Sunday, October 28, 2012

Rhythm

Growing up in a small town the next door neighbors consisted of a family of three boys being raised by a single woman. Her husband had crashed his car into a tree on his way home from work late one night. The rumor was that he did it on purpose but of course I never spoke of that to the boys or to anyone for that matter.
I remember them mostly on account of the dancing. When she got home from working the woman and her three sons would spend the evenings in their garage dancing together to old-time 40s big-band music. Though they didn’t play the music very loudly their garage faced our house so I could hear the rhythm quite well.
Watching from our front porch I often yearned to join them but they seemed so happy together I was loath to disturb them. Each evening their dancing seemed to improve to the point that their rhythm was a joy to watch. Sometimes I thought I saw them looking my way but they never motioned for me to come over so I just sat there and watched.
I wondered if my mother would have taught me to dance should she have lived, like my neighbor woman taught her sons. I never really got to know my mother. She passed away when I was but a baby; I was too young to remember her though at times I have a passing vision of her laughing at something that no one else finds funny. I've been told by those who did know my mother that she loved mirth, music, and dancing so I like to think she might have showed me that affection should she have lived long enough to do so.
These days I love the music still but I have never learned to dance. Long ago I learned if I sat silently no one noticed me; no one noticed I was alone. I sat there too long reveling in the music never learning to dance.
Sadness and pleasure indicate a degenerate ingredient in the virtue of those who experience them. Joy and anger show a going astray in direction. Love and hatred demonstrate a collapse of quality. For the mind to be free of sadness and sorrow is the perfection of virtue. To be of one mind that does not change is the perfection of quietude. To be conscious of no conflict is the perfection of vacancy.
If I toil too long without rest my body becomes worn out. If I trouble myself with desires and anxious thoughts without rest my spirit becomes worn out. Like water when I am free of admixture my thoughts are clear; when my thoughts are not agitated like water I am level and calm. This is known as the rhythm of heaven.
Sometimes I stay too long. Sometimes I don’t stay long enough. I forget the rhythm of the mystery to dwell in the tempo of the earth. Though these two might be mistaken as the same one comes before the other. One cannot be seen while the other is all that is seen.
Being motherless I looked to the forest for solace and for solitude. Wandering alone on lost paths deep in the mountains I could find no water to drink. Listening with parched throat as I walked through the rock-strewn valleys I could hear the rhythm of water dancing under the stones. I knew the water had to be there. By keeping my eyes on the valley I ignored the source.

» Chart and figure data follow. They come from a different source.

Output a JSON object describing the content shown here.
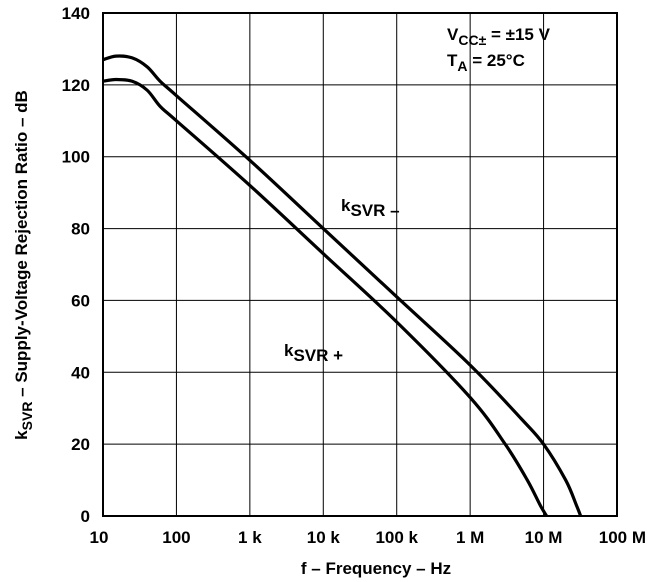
{
  "chart_data": {
    "type": "line",
    "xscale": "log",
    "xlim": [
      10,
      100000000
    ],
    "ylim": [
      0,
      140
    ],
    "x_ticks": [
      {
        "value": 10,
        "label": "10"
      },
      {
        "value": 100,
        "label": "100"
      },
      {
        "value": 1000,
        "label": "1 k"
      },
      {
        "value": 10000,
        "label": "10 k"
      },
      {
        "value": 100000,
        "label": "100 k"
      },
      {
        "value": 1000000,
        "label": "1 M"
      },
      {
        "value": 10000000,
        "label": "10 M"
      },
      {
        "value": 100000000,
        "label": "100 M"
      }
    ],
    "y_ticks": [
      0,
      20,
      40,
      60,
      80,
      100,
      120,
      140
    ],
    "grid": true,
    "xlabel": "f – Frequency – Hz",
    "ylabel": {
      "pre": "k",
      "sub": "SVR",
      "post": " – Supply-Voltage Rejection Ratio – dB"
    },
    "annotation": {
      "line1": {
        "pre": "V",
        "sub": "CC±",
        "post": " = ±15 V"
      },
      "line2": {
        "pre": "T",
        "sub": "A",
        "post": " = 25°C"
      }
    },
    "series": [
      {
        "name": {
          "pre": "k",
          "sub": "SVR –"
        },
        "x": [
          10,
          15,
          25,
          40,
          60,
          100,
          1000,
          10000,
          100000,
          1000000,
          5000000,
          10000000,
          20000000,
          28000000,
          32000000
        ],
        "y": [
          127,
          128,
          127.5,
          125,
          121,
          117,
          99,
          80,
          61,
          42,
          27,
          20,
          10,
          3,
          0
        ]
      },
      {
        "name": {
          "pre": "k",
          "sub": "SVR +"
        },
        "x": [
          10,
          15,
          25,
          40,
          60,
          100,
          1000,
          10000,
          100000,
          1000000,
          3000000,
          6000000,
          9000000,
          11000000
        ],
        "y": [
          121,
          121.5,
          121,
          118.5,
          114,
          110,
          92,
          73,
          54,
          33,
          20,
          10,
          3,
          0
        ]
      }
    ]
  }
}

Following the rock-covered stream down into the valley I hoped to find a pool of standing water. But I was met with disappointment. I began moving rocks aside hoping to find water underneath. The water seemed so close and yet no matter how many stones I rolled away I couldn’t seem to get to the source.
When I looked up from my task wiping away sweat from my brow I saw the snow glittering on the mountain top. I realized the water I heard under the stones was melting on high. To get to the source I had to forego the valley. By climbing away from what I knew I came closer to the source.
As I lay in slumbers my brain starved for oxygen high in those mountains one bitter and cold January night I dreamed how I danced with a beautiful lady who might well have been my daughter. Our rhythm and our timing were perfect. As the dance ended and she walked away she turned her head just so waving a happy goodbye over her shoulder. I recognized her from her striking the same pose as in an old picture I'd once been given of my mother.
Waking I thought how miraculous it was to see and to dance with my mother who was still a young woman when I had grown so old. I thought of the rhythm of life and the rhythm of death and how the two danced with the mystery, eternally renewing each other along with the world.
Action without thought is a rhythm I feel with my heart and not with my feet. While thinking takes me away from experience action without thought brings me closer to it. When experience comes as a surprise I know I am closer to the mystery. When experience is always new I am the mystery.
The mystery formed before heaven and earth. It is alone and unchanging. It is ever-present and yet always in motion. The mystery is the mother of all things. I do not know its name. I call it the source of experience. For lack of a better word I call it the mystery.
Since the source of experience is mysterious it flows far away and having gone far it returns. I follow the rhythm of the earth. The earth follows the rhythm of heaven. Heaven follows the rhythm of the mystery. The mystery follows what is natural.